The FCC's proposal to eliminate historic and environmental reviews for some small cell (5G) wireless broadband buildouts on both federal lands and private property could reduce the cost of building out those networks by as much as $1.6 billion between 2018 and 2026 assuming a two-thirds reduction in reviews, according to an Accenture study commissioned by CTIA.
The FCC is proposing to exempt new small cell deployments from historic and environmental reviews that wireless companies say dramatically extend deployment timelines and raise costs.
Accenture estimates that the cost of deployment will go from $36 million in 2017 (or almost 30% of deployment costs) to six times as many reviews given the pace of new buildouts.

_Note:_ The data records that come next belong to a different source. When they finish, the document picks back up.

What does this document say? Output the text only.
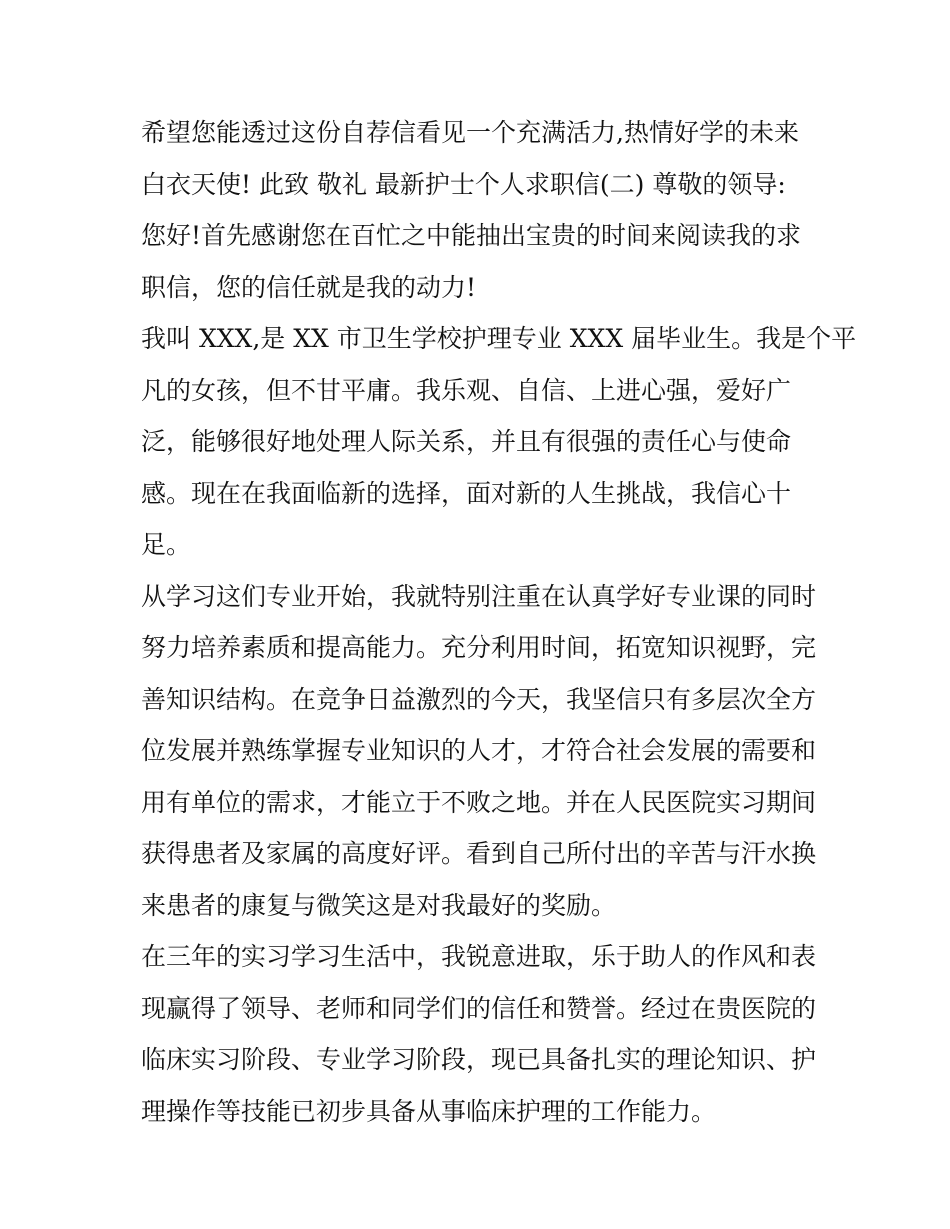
希望您能透过这份自荐信看见一个充满活力,热情好学的未来
白衣天使! 此致 敬礼 最新护士个人求职信(二) 尊敬的领导:

您好!首先感谢您在百忙之中能抽出宝贵的时间来阅读我的求
职信，您的信任就是我的动力!

我叫 XXX,是 XX 市卫生学校护理专业 XXX 届毕业生。我是个平
凡的女孩，但不甘平庸。我乐观、自信、上进心强，爱好广
泛，能够很好地处理人际关系，并且有很强的责任心与使命
感。现在在我面临新的选择，面对新的人生挑战，我信心十
足。

从学习这们专业开始，我就特别注重在认真学好专业课的同时
努力培养素质和提高能力。充分利用时间，拓宽知识视野，完
善知识结构。在竞争日益激烈的今天，我坚信只有多层次全方
位发展并熟练掌握专业知识的人才，才符合社会发展的需要和
用有单位的需求，才能立于不败之地。并在人民医院实习期间
获得患者及家属的高度好评。看到自己所付出的辛苦与汗水换
来患者的康复与微笑这是对我最好的奖励。

在三年的实习学习生活中，我锐意进取，乐于助人的作风和表
现赢得了领导、老师和同学们的信任和赞誉。经过在贵医院的
临床实习阶段、专业学习阶段，现已具备扎实的理论知识、护
理操作等技能已初步具备从事临床护理的工作能力。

CTIA released the study Tuesday (March 13) in advance of the FCC's planned March 22 vote on the proposal, which has drawn lots of fans in the broadband buildout community. FCC commissioner Brendan Carr outlined the FCC order last month in a speech.
"Small cells are similar in size to a pizza box and can be deployed on streetlights or utility poles in about one hour," said CTIA in releasing the report. "However, under rules that were designed decades ago for 200-foot cell towers, getting necessary federal and local permissions can take over a year and require multiple, duplicative reviews including federal environmental and historic preservation reviews."

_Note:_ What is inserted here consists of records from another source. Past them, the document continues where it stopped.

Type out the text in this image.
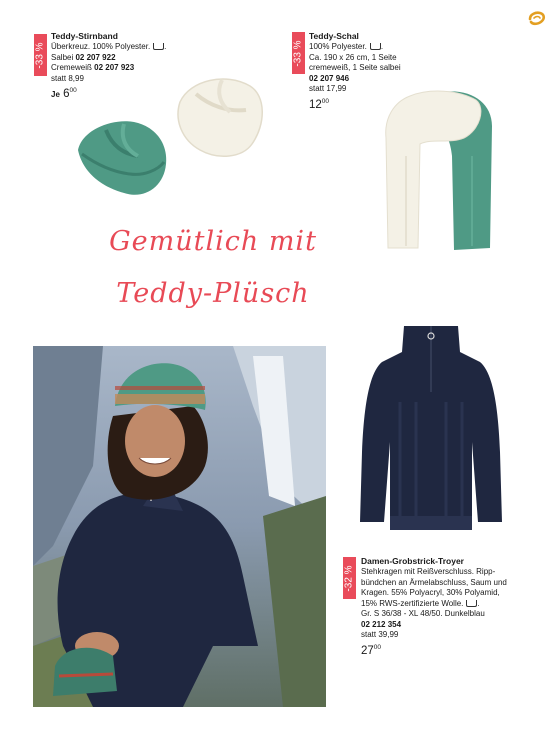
-33 %
Teddy-Stirnband
Überkreuz. 100% Polyester. .
Salbei 02 207 922
Cremeweiß 02 207 923
statt 8,99
Je $6^{00}$
-33 %
Teddy-Schal
100% Polyester. .
Ca. 190 x 26 cm, 1 Seite
cremeweiß, 1 Seite salbei
02 207 946
statt 17,99
$12^{00}$
Gemütlich mit
Teddy-Plüsch
-32 %
Damen-Grobstrick-Troyer
Stehkragen mit Reißverschluss. Ripp-
bündchen an Ärmelabschluss, Saum und
Kragen. 55% Polyacryl, 30% Polyamid,
15% RWS-zertifizierte Wolle. .
Gr. S 36/38 - XL 48/50. Dunkelblau
02 212 354
statt 39,99
$27^{00}$
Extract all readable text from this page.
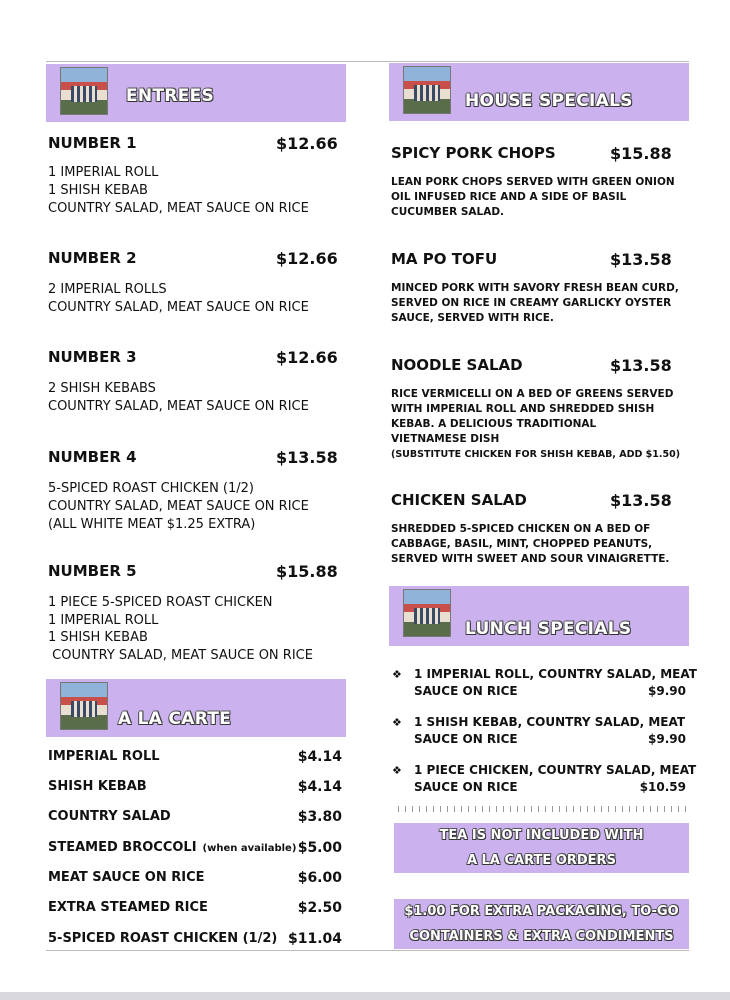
ENTREES
NUMBER 1	$12.66
1 IMPERIAL ROLL
1 SHISH KEBAB
COUNTRY SALAD, MEAT SAUCE ON RICE
NUMBER 2	$12.66
2 IMPERIAL ROLLS
COUNTRY SALAD, MEAT SAUCE ON RICE
NUMBER 3	$12.66
2 SHISH KEBABS
COUNTRY SALAD, MEAT SAUCE ON RICE
NUMBER 4	$13.58
5-SPICED ROAST CHICKEN (1/2)
COUNTRY SALAD, MEAT SAUCE ON RICE
(ALL WHITE MEAT $1.25 EXTRA)
NUMBER 5	$15.88
1 PIECE 5-SPICED ROAST CHICKEN
1 IMPERIAL ROLL
1 SHISH KEBAB
COUNTRY SALAD, MEAT SAUCE ON RICE
A LA CARTE
IMPERIAL ROLL	$4.14
SHISH KEBAB	$4.14
COUNTRY SALAD	$3.80
STEAMED BROCCOLI (when available) $5.00
MEAT SAUCE ON RICE	$6.00
EXTRA STEAMED RICE	$2.50
5-SPICED ROAST CHICKEN (1/2) $11.04
HOUSE SPECIALS
SPICY PORK CHOPS	$15.88
LEAN PORK CHOPS SERVED WITH GREEN ONION
OIL INFUSED RICE AND A SIDE OF BASIL
CUCUMBER SALAD.
MA PO TOFU	$13.58
MINCED PORK WITH SAVORY FRESH BEAN CURD,
SERVED ON RICE IN CREAMY GARLICKY OYSTER
SAUCE, SERVED WITH RICE.
NOODLE SALAD	$13.58
RICE VERMICELLI ON A BED OF GREENS SERVED
WITH IMPERIAL ROLL AND SHREDDED SHISH
KEBAB. A DELICIOUS TRADITIONAL
VIETNAMESE DISH
(SUBSTITUTE CHICKEN FOR SHISH KEBAB, ADD $1.50)
CHICKEN SALAD	$13.58
SHREDDED 5-SPICED CHICKEN ON A BED OF
CABBAGE, BASIL, MINT, CHOPPED PEANUTS,
SERVED WITH SWEET AND SOUR VINAIGRETTE.
LUNCH SPECIALS
❖ 1 IMPERIAL ROLL, COUNTRY SALAD, MEAT
SAUCE ON RICE	$9.90
❖ 1 SHISH KEBAB, COUNTRY SALAD, MEAT
SAUCE ON RICE	$9.90
❖ 1 PIECE CHICKEN, COUNTRY SALAD, MEAT
SAUCE ON RICE	$10.59
TEA IS NOT INCLUDED WITH
A LA CARTE ORDERS
$1.00 FOR EXTRA PACKAGING, TO-GO
CONTAINERS & EXTRA CONDIMENTS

CTIA president Meredith Attwell Baker told Multichannel News that the FCC move has to be seen in the context of a global race for 5G, which she said Nokia's CEO had called a "neck and neck race with China."
"The stakes are huge and the Accenture report we're rolling out today demonstrates how important what the FCC is going to do on March 22 really is," she said.

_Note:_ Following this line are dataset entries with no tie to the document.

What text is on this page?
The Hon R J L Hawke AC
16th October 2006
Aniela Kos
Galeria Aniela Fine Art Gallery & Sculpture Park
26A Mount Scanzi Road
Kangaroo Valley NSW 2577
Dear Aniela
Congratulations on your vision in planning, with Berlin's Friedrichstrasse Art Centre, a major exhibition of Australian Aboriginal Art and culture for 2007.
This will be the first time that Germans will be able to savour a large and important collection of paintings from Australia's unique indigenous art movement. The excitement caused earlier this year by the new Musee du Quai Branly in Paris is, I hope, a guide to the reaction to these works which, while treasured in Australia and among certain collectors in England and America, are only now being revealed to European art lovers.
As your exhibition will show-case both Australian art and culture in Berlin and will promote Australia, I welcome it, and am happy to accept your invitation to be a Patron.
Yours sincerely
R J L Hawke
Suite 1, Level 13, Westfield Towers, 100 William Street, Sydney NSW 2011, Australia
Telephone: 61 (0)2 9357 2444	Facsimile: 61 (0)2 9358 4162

Baker said reducing the cost of getting new services out by $1.6 billion is "very significant."
She said one of the reasons easing the process is so important is that there will be 550% more small cells deployed this year than last. She said it is "astonishing" how fast that investment was coming after the approval of a 5G standard.
The FCC move will significantly reduce the number of months -- in half by Carr's estimate -- it takes to deploy, as well as cut the costs.
Baker said that will have a big impact on the global race for 5G.
So, does exempting small cells from the reviews mean cutting corners on the environment or putting antennas on the Washington Monument?
"No," said Baker. "Nothing in this is going to change the way our industry has to relate to the localities that we serve. This is really about bringing investment into small cells faster so our communities can have faster, better, broadband -- up to 100 times as fast as 4G serving 100 times the number of devices."
The Accenture report is based on "a survey of carriers representing the wireless industry on spend related to federally-mandated historic and environmental reviews and other key data points."